As we circulated the Fair Wage Act  throughout Eureka, the responses were no surprise: People want and need  to bring home decent pay. People know their time and labor are valuable. Corporate profits are at record highs; it is past time for those  profits to be shared with the workers who produce them.

Forces  that oppose higher wages say they’re concerned about job loss — never  considering job loss when it comes to raising CEO pay. Increasing the  minimum wage, especially during high unemployment times, has been found  throughout various geographical areas and time periods, to either have  no effect on employment or, more often, stimulate job growth. We have 75 years demonstrating that as wages rise, employment rises.

Humboldt folks might find relevant a study by Princeton economists comparing the effect on employment in New Jersey to employment across the river in  eastern Pennsylvania, after New Jersey raised the minimum wage and  Pennsylvania did not. The border there is slight, neither a barrier to  commerce nor employment. Employment rose in New Jersey when wages rose.  Employment stayed the same in Pennsylvania with the stagnant minimum  wage. This pattern happens throughout the U.S. where one county raises  wages and the neighbor county does not. Employment improves where the  minimum wage is higher.

Recently, calling for too small a  raise, the president nevertheless spelled out a strong case to the  nation for raising the minimum wage: “ … our economy is stronger when  we reward an honest day’s work with honest wages. But today, a full-time worker making the minimum wage earns $14,500 a year. … still liv[ing] below the poverty line. That’s wrong. Tonight, let’s declare that in  the wealthiest nation on Earth, no one who works full-time should have  to live in poverty … . It could mean the difference between groceries  or the food bank; rent or eviction; scraping by or finally getting  ahead. For businesses across the country, it would mean customers with  more money … . Let’s tie the minimum wage to the cost of living, so  that it finally becomes a wage you can live on.”
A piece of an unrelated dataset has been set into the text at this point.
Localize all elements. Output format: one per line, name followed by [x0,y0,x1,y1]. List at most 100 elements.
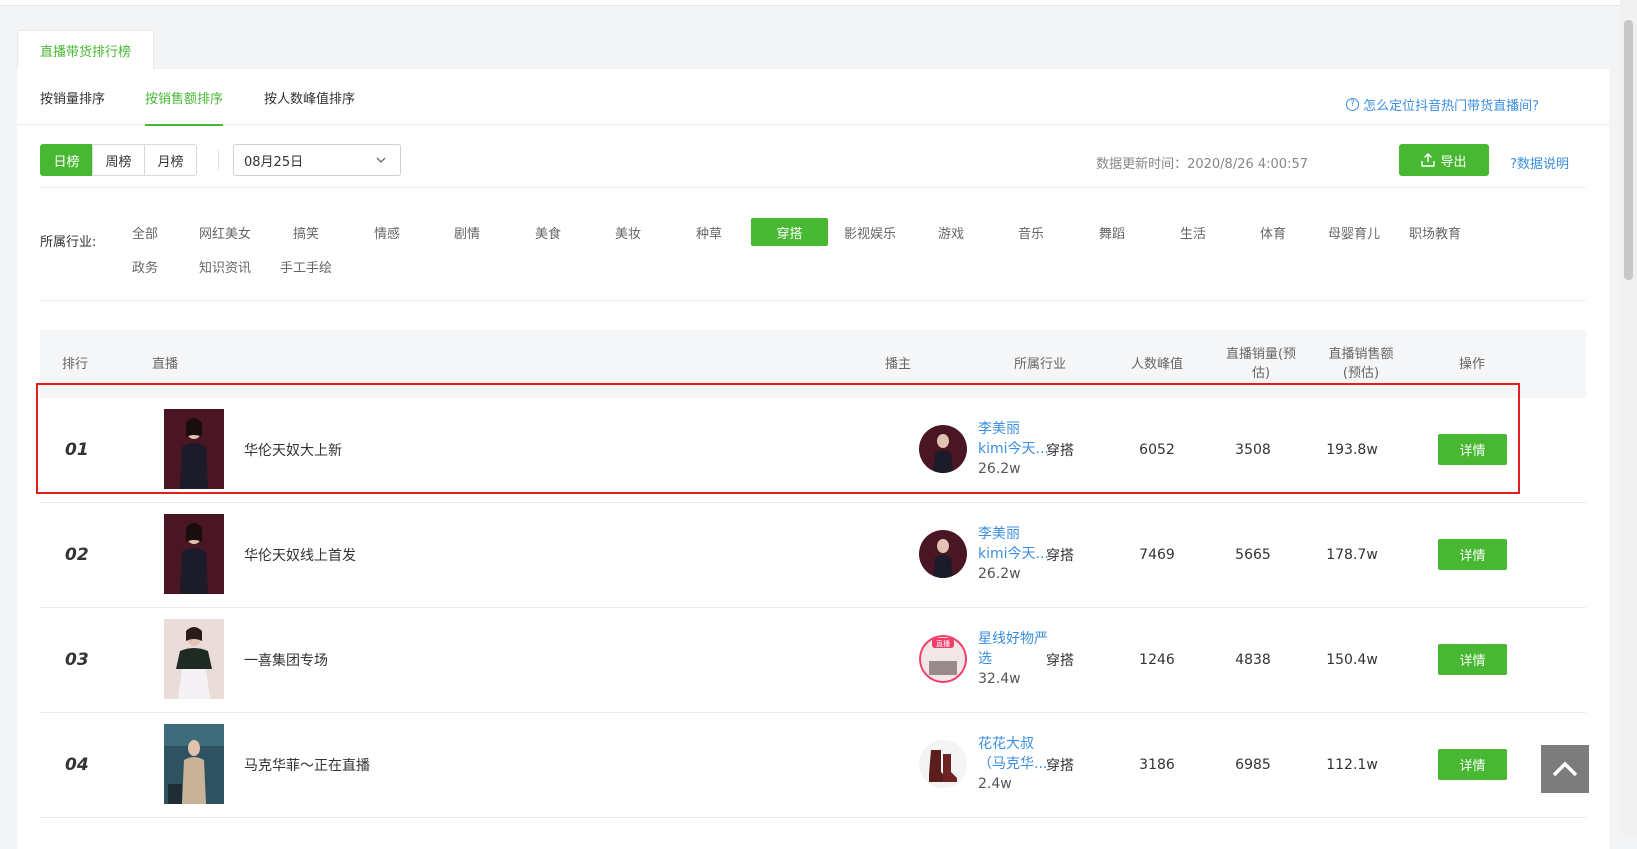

People and the economy need a boost in Eureka. Most minimum wage workers, a majority  of whom are women, support households. Too many households are  struggling on low wages to meet rising food, housing, transportation and health care costs, with no retirement fund. A higher minimum wage is  just. It will help start an economic surge in our communities,  increasing spending, business viability, and creating new jobs. Support  the Fair Wage Act.